Lesson #2: Work Well Together
My writers' group is the one factor that made the difference for me between writing a lot of words and writing a novel. Constant support and solid constructive feedback raised the bar for me. I honed my craft and improved my final work.
Lesson #3: Don't be Late
Though there's no clock to punch, that laptop and chair are waiting for us. Structure. Dedication. It all adds up to pages and revision. That's the business side of it. That's the math.
Lesson #4: Be Confident
Taking chances. Testing new waters. Writer's ideas, their images and imaginations, suggest plots and characters that may seem too extraordinary.

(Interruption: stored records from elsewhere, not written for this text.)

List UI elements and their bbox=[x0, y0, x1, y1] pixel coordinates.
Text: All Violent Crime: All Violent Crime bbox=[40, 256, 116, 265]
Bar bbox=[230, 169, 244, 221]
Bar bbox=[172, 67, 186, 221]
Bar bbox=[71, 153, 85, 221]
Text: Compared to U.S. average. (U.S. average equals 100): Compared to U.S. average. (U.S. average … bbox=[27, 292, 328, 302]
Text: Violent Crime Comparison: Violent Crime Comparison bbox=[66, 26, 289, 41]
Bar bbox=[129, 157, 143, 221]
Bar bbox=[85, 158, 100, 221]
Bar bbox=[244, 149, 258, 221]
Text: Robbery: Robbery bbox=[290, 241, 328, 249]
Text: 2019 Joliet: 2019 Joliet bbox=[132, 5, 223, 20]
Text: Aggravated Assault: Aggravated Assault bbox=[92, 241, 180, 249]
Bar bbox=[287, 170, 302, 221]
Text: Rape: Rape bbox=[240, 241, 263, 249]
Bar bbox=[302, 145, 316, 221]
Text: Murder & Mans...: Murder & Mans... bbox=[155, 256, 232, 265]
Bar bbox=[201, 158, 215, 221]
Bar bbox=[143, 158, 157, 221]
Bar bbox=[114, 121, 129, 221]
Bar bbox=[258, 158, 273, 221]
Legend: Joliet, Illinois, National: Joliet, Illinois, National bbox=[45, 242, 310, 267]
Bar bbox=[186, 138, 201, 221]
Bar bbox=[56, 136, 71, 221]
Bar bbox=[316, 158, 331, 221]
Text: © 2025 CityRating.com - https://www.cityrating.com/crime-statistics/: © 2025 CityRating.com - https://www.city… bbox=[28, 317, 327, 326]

If Michael Lowenthal was never bothered by the plight of women detained with venereal disease in the Second World War, the beautiful novel, Charity Girl, would not have been written.
Donald Trump would help us. Surely, he's a mentor, a Muse even? Maybe not (the hair may be too distracting). But maybe lessons from business are fruitful to writers. In any event, it would be neat to meet him. I'll mention it to Chris Castellani, Grub Street's artistic director. Who knows? Next year's conference, maybe?